Anti-Crisis Shield and the Limitation Period for Civil Claims

Author: Magdalena Dziubczyk / Senior Associate/Counsel

Before lifting the declaration of the state of pandemic emergency due to COVID-19, civil claims will be subject to limitations under the current, unmodified rules. This means that, for example, many claims relating to the performance of the contracts will reach their time limit by the end of 2 years from their due date irrespective of whether the period covered the time of the pandemic or whether there were any extraordinary circumstances at the time of its expiry.

The lack of influence of the currently adopted legal regulations related to the state of the epidemic on the statute of limitations for claims results from the fact that Article 15zzr of the Polish Civil Code (as well as other editorial units) of the Act of 31 March 2020 on Amending the Act on Special Solutions Related to the Prevention, Counteracting and Combating COVID-19, Other Infectious Diseases and Crisis Situations Caused by Them and Other Acts (in Polish) does not apply to activities related to civil law.

Although the original draft of the above-mentioned Act assumed the suspension of civil law deadlines, this solution was abandoned at one of the stages of legislative works.

This means that anyone who intends to exercise their rights should not wait and, despite the state of the epidemic, strive to effectively interrupt the limitation period. It can be achieved, for example, by bringing a lawsuit or filing a request to call for issuance of summons to a conciliation hearing. However, in the light of current rules, the latter solution may prove to be far from satisfying since, following the amendment of the Act of 28 July 2005 on Court Costs in Civil Cases, the conciliation procedure has become costly and uneconomic for applicants.

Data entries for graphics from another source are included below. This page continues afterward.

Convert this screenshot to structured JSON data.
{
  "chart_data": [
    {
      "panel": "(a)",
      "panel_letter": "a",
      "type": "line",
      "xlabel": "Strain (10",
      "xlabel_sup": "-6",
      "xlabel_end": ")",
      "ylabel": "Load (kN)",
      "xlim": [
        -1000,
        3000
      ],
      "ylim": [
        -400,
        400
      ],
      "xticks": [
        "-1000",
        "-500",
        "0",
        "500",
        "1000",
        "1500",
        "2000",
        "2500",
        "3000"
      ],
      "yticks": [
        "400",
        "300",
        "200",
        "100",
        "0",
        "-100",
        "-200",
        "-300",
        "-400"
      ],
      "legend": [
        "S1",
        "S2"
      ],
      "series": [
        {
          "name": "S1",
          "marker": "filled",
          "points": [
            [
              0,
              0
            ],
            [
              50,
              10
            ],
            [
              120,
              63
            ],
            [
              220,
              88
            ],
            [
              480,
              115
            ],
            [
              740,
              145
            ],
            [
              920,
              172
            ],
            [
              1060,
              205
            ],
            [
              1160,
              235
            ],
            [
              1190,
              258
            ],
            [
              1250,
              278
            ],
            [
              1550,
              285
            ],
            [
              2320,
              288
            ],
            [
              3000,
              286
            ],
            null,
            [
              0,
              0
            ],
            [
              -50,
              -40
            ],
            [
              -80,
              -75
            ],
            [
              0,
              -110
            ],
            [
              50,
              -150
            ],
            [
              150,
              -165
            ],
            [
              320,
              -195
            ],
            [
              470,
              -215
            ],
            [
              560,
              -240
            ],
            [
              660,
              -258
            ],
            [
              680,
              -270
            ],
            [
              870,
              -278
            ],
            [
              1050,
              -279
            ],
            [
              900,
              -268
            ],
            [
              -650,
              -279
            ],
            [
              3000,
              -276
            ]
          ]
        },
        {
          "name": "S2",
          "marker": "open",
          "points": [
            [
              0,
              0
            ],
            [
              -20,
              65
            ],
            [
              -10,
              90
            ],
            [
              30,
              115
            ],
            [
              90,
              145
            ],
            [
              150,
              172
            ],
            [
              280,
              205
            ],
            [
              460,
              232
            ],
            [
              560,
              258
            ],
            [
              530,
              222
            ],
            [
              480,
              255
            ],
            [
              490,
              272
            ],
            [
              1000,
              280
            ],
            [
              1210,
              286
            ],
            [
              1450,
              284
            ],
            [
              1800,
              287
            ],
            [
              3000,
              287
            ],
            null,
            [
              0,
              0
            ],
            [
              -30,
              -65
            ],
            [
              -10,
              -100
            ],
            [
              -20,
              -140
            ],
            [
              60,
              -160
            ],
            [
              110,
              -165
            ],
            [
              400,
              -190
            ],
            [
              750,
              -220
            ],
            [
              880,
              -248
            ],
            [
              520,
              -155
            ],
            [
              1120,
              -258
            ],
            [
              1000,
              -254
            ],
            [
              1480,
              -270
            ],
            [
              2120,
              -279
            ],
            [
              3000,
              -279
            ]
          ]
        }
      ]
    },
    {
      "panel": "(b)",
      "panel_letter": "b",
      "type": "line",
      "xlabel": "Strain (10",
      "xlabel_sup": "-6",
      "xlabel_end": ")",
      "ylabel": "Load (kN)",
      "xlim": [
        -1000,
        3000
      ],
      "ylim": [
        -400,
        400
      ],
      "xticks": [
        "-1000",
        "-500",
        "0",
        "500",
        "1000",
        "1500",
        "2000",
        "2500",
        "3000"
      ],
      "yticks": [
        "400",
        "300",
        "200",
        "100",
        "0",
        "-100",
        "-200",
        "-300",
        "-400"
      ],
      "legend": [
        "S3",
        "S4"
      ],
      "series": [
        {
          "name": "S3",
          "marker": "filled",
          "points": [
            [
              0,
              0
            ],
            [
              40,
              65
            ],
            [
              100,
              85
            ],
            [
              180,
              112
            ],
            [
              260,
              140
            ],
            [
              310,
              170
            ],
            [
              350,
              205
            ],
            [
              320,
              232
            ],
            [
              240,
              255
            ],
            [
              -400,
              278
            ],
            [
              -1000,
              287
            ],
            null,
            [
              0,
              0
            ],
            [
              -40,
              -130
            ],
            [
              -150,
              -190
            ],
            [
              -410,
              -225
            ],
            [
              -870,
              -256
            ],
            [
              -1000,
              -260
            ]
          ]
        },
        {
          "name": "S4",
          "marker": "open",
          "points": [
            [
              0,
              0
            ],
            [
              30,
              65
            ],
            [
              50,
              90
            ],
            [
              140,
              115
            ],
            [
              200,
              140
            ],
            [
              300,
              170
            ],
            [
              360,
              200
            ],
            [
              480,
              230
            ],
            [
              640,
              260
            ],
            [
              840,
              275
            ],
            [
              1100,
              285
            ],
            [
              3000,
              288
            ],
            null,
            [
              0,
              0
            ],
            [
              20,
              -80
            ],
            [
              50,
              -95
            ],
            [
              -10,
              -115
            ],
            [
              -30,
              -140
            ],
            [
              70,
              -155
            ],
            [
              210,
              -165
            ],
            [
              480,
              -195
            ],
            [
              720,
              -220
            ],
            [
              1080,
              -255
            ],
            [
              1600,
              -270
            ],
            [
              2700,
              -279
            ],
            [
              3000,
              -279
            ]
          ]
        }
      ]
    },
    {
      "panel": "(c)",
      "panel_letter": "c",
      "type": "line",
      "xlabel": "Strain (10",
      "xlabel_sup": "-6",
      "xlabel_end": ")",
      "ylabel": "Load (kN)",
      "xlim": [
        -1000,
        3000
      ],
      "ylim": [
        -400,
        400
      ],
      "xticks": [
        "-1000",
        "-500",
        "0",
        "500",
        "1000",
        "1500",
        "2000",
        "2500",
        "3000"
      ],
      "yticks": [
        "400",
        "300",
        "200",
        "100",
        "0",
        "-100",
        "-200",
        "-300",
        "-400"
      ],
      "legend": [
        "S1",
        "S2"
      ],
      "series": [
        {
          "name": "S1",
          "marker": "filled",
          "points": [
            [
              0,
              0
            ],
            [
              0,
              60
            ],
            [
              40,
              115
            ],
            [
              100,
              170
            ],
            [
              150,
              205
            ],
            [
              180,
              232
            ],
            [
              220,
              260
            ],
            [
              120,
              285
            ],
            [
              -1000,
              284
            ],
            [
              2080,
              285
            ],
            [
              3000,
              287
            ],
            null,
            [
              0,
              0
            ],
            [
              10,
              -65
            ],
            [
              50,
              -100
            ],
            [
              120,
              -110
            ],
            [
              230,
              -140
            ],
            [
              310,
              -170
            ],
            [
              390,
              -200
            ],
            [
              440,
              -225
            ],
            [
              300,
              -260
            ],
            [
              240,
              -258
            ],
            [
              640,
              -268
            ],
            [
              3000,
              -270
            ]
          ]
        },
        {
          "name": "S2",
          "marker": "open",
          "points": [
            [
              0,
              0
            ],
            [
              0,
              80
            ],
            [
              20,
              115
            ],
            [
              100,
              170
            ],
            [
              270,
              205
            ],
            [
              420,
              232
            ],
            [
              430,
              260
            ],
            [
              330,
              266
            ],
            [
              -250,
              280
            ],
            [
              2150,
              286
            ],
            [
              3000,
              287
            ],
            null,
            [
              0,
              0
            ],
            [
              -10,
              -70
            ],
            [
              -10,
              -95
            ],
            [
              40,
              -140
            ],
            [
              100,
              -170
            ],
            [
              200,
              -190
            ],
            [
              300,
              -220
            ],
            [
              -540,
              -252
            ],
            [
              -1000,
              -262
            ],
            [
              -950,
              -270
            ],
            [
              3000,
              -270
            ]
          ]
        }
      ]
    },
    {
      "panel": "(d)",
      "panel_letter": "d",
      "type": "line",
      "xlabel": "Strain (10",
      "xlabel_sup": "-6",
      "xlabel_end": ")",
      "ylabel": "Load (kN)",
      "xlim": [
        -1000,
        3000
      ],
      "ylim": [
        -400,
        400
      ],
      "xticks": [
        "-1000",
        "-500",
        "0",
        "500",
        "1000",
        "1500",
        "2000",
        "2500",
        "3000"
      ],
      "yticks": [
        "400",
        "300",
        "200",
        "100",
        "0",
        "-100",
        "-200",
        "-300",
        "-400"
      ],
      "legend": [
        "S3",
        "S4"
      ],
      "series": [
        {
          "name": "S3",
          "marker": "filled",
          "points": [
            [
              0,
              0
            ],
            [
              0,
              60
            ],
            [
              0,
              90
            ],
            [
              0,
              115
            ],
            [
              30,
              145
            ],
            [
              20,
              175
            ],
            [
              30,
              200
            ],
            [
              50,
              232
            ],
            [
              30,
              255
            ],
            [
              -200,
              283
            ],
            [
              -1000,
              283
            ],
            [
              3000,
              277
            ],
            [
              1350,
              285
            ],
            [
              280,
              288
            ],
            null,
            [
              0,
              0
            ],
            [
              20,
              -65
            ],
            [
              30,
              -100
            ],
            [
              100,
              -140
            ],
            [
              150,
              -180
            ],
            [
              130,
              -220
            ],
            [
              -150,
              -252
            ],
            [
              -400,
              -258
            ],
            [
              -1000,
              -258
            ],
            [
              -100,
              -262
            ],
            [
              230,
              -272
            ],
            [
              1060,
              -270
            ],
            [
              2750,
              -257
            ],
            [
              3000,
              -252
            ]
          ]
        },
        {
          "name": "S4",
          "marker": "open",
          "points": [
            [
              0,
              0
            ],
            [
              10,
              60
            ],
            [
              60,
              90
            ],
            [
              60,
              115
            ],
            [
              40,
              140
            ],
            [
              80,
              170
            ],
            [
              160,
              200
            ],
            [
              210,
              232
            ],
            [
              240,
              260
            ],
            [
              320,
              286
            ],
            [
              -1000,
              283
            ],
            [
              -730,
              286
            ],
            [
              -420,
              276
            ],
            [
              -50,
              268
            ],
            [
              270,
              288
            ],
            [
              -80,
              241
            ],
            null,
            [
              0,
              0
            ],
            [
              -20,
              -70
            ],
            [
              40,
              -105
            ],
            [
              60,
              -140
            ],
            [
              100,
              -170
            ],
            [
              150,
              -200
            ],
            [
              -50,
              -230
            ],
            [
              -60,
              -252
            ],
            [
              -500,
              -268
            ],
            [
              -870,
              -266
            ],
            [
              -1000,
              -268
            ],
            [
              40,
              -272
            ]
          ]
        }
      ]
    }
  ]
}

The question arises as to whether the force majeureprovisions may be helpful for those who were ‘late’. However, the answer is not clear, and the outcome of a particular case will depend on the court’s decision. According to Article 121(4) of the Civil Code, it is possible to interrupt the limitation period due to force majeure, if on the span of its duration the entitled person could not pursue his or her claims before the court or other body appointed to hear cases of a given type.

The Court will, therefore, individually examine whether or not the complainant had objective difficulties in interrupting the limitation period effectively. It is not sufficient to merely refer to the state of the epidemic. It will be necessary to demonstrate in detail the specific circumstances affecting adversely the complainant’s ability to pursue his or her claims. Such individual reasons, potentially justifying the need to suspend the limitation period during the period of force majeure, could include, for example, forced quarantine, limited possibilities of movement to obtain documentary evidence, or difficulties in bringing an action before a court or sending it from a post office.

Given the provision’s special nature as well as the discretionary nature of the final decision on the interruption, and despite the pandemic, no required legal steps should be disregarded in order to avoid future negative consequences of a possible nonfeasance, including the dismissal of the claim due to the expiry of the limitation period.